D’une certaine manière, les terminaux domestiques des télétravailleurs entrent dans cette catégorie. « Avec Tanium, l’entreprise peut continuer à contrôler et mettre à jour ces postes, même en dehors du réseau interne de l’entreprise. Nos clients disposent alors d’un reporting précis sur les machines connectées par VPN, peuvent réparer et mettre à jour les clients défectueux et ainsi assurer une continuité d’activité pour tout le monde ».
Inconvénient de cette approche, l’agent Tanium doit être présent sur chaque poste, mais outre l’assistance à distance, cet agent permet de mettre à jour les postes de travail des collaborateurs. L’architecture de Tanium va même rerouter le trafic lié au patch management et au contrôle des postes de façon à décharger les connexions VPNs.
Les solutions venues du monde des mobiles
Si l’approche ultra structurée de l’ITSM s’accorde mal avec le besoin d’agilité actuel pour accueillir ces nouveaux télétravailleurs en toute sécurité, d’autres acteurs venus du monde des mobiles s’intéressent de près aux desktops des télétravailleurs.
Jean-Michel Tavernier, Country Manager France de MobileIron, un éditeur spécialisé dans la gestion des parcs mobiles, relève ainsi que « notre solution UEM (Unified Endpoint Management) qui permet de gérer à distance les mobiles et tablettes de l’utilisateur, qu’elles soient professionnelles ou personnelles, avec la capacité de faire la distinction entre une partie personnelle et une partie professionnelle sur le terminal. Elle permet de gérer la mise à jour des applications de la société sur les smartphones, mais aussi les postes Windows 10 et macOS ».
Jean-Michel TavernierMobileiron
La solution implémente des fonctions de sécurisation des applications cloud entre le mobile/tablette, une reconnaissance faciale par le terminal ainsi qu’une vérification de la connexion Wi-Fi pour déjouer une attaque de type « Man in the Middle ». « Les solutions classiques d’administration des postes de travail viennent du monde “legacy” Win32/Win64, et ont été construites sur ces bases. Il leur manque souvent la capacité de prendre en charge les aspects “modernes” de l’EMM Microsoft sur Windows 10, c’est-à-dire le Windows Store, une gestion EMM moderne, l’intégration avec Azure AD, etc. », assène Jean-Michel Tavernier.
Pour la prise en main à distance, MobileIron s’appuie sur le logiciel TeamViewer, une solution qui permet une prise en main sur les postes Android, Windows 10, macOS, mais un simple affichage distant sur iOS du fait des limitations de l’OS mobile par Apple.

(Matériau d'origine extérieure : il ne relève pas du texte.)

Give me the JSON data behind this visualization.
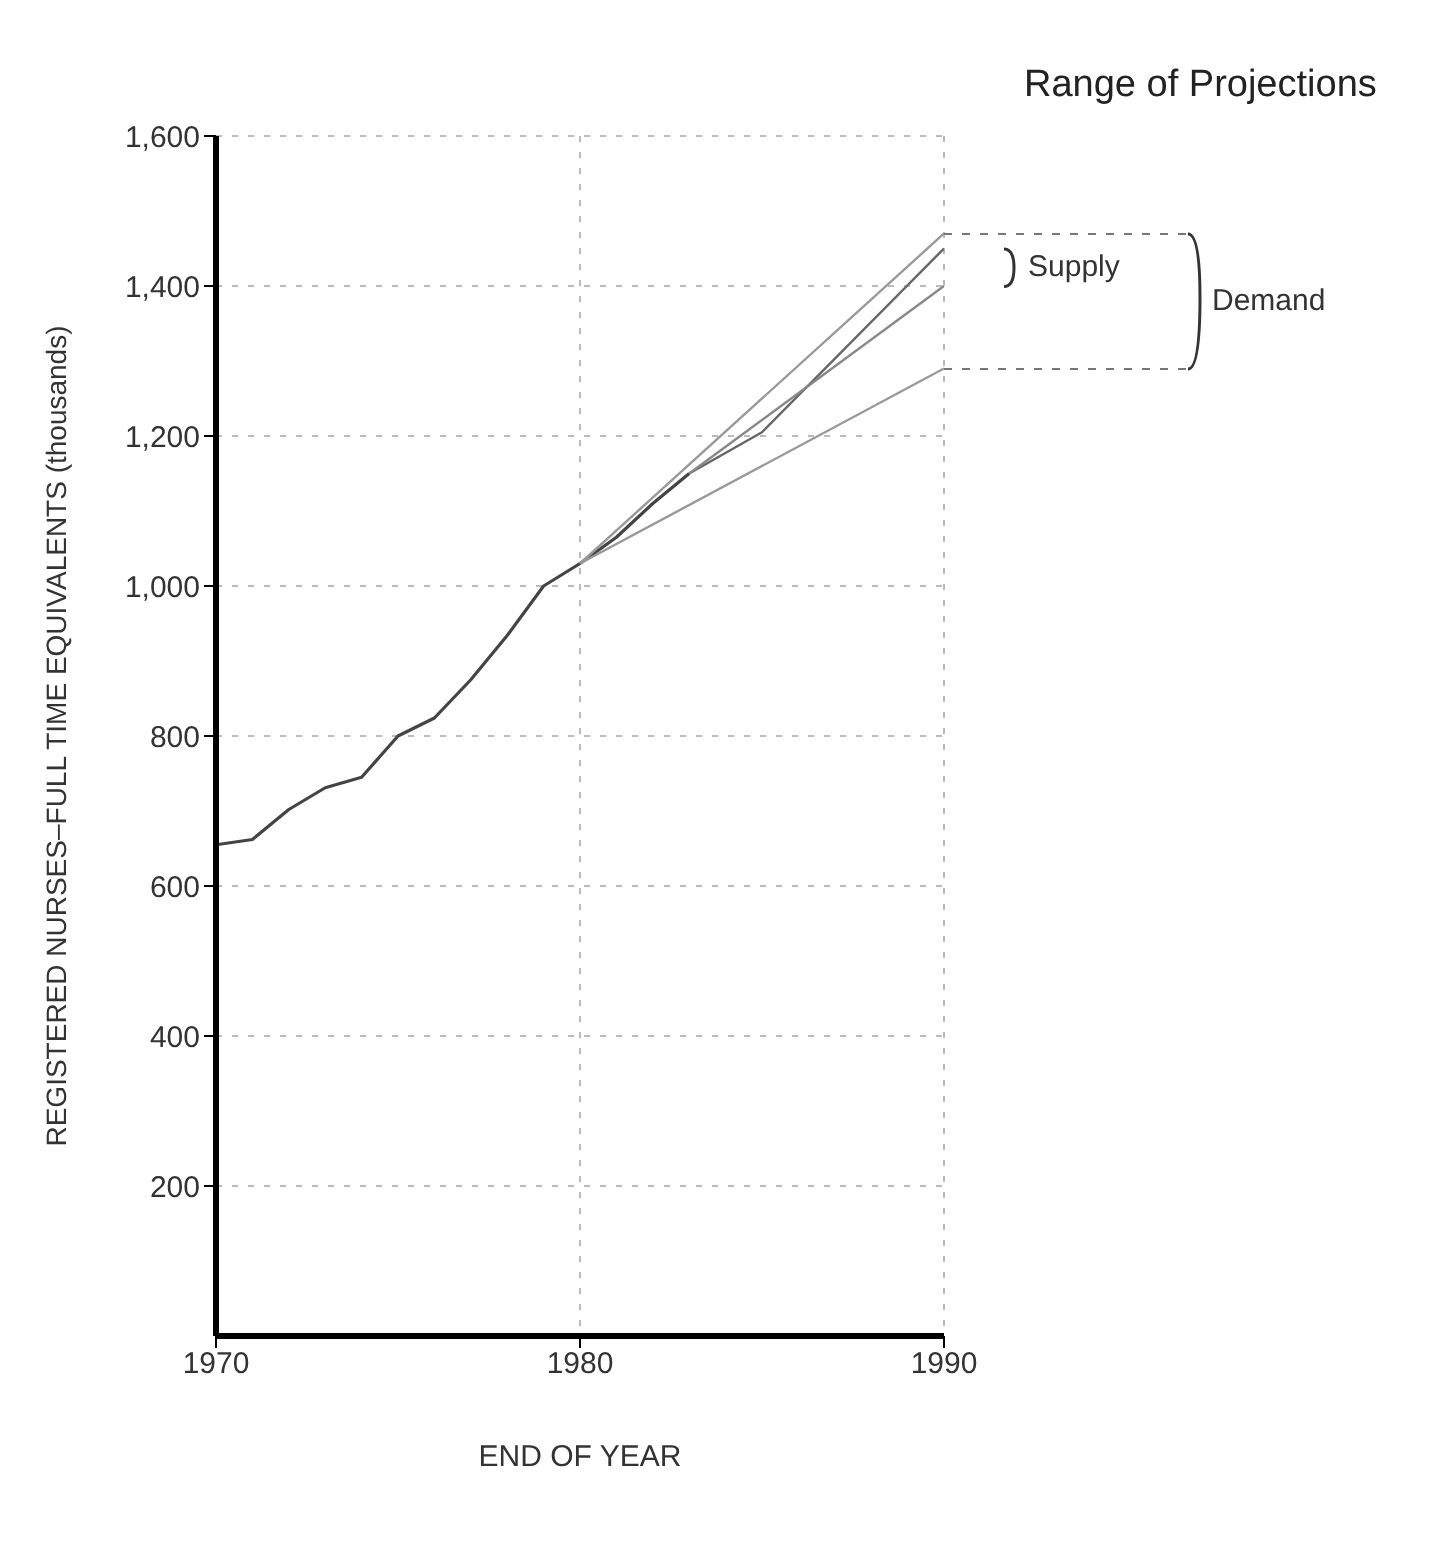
{
  "chart_data": {
    "type": "line",
    "title": "Range of Projections",
    "xlabel": "END OF YEAR",
    "ylabel": "REGISTERED NURSES–FULL TIME EQUIVALENTS (thousands)",
    "series": [
      {
        "color": "#444444",
        "x": [
          1970,
          1971,
          1972,
          1973,
          1974,
          1975,
          1976,
          1977,
          1978,
          1979,
          1980,
          1981,
          1982,
          1983
        ],
        "values": [
          655,
          662,
          702,
          731,
          745,
          800,
          824,
          875,
          934,
          1000,
          1030,
          1065,
          1110,
          1150
        ]
      },
      {
        "color": "#666666",
        "x": [
          1983,
          1985,
          1990
        ],
        "values": [
          1150,
          1205,
          1450
        ]
      },
      {
        "color": "#888888",
        "x": [
          1983,
          1990
        ],
        "values": [
          1150,
          1400
        ]
      },
      {
        "color": "#999999",
        "x": [
          1980,
          1990
        ],
        "values": [
          1030,
          1470
        ]
      },
      {
        "color": "#999999",
        "x": [
          1980,
          1990
        ],
        "values": [
          1030,
          1290
        ]
      }
    ],
    "annotations": [
      "Supply",
      "Demand"
    ],
    "xlim": [
      1970,
      1990
    ],
    "xticks": [
      1970,
      1980,
      1990
    ],
    "ylim": [
      0,
      1600
    ],
    "yticks": [
      {
        "value": 200,
        "label": "200"
      },
      {
        "value": 400,
        "label": "400"
      },
      {
        "value": 600,
        "label": "600"
      },
      {
        "value": 800,
        "label": "800"
      },
      {
        "value": 1000,
        "label": "1,000"
      },
      {
        "value": 1200,
        "label": "1,200"
      },
      {
        "value": 1400,
        "label": "1,400"
      },
      {
        "value": 1600,
        "label": "1,600"
      }
    ],
    "grid": true,
    "legend": false,
    "marker": "none",
    "line_style": "solid"
  }
}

Des solutions permettent donc d’améliorer la sécurité des postes des collaborateurs devant se connecter au SI et de leur offrir un niveau de support équivalent à celui des postes appartenant à l’entreprise. Reste néanmoins à voir jusqu’où la DSI peut aller en demandant d’installer des agents sur les postes de ses collaborateurs. Sur ce plan, le volet conduite du changement n’est pas à négliger.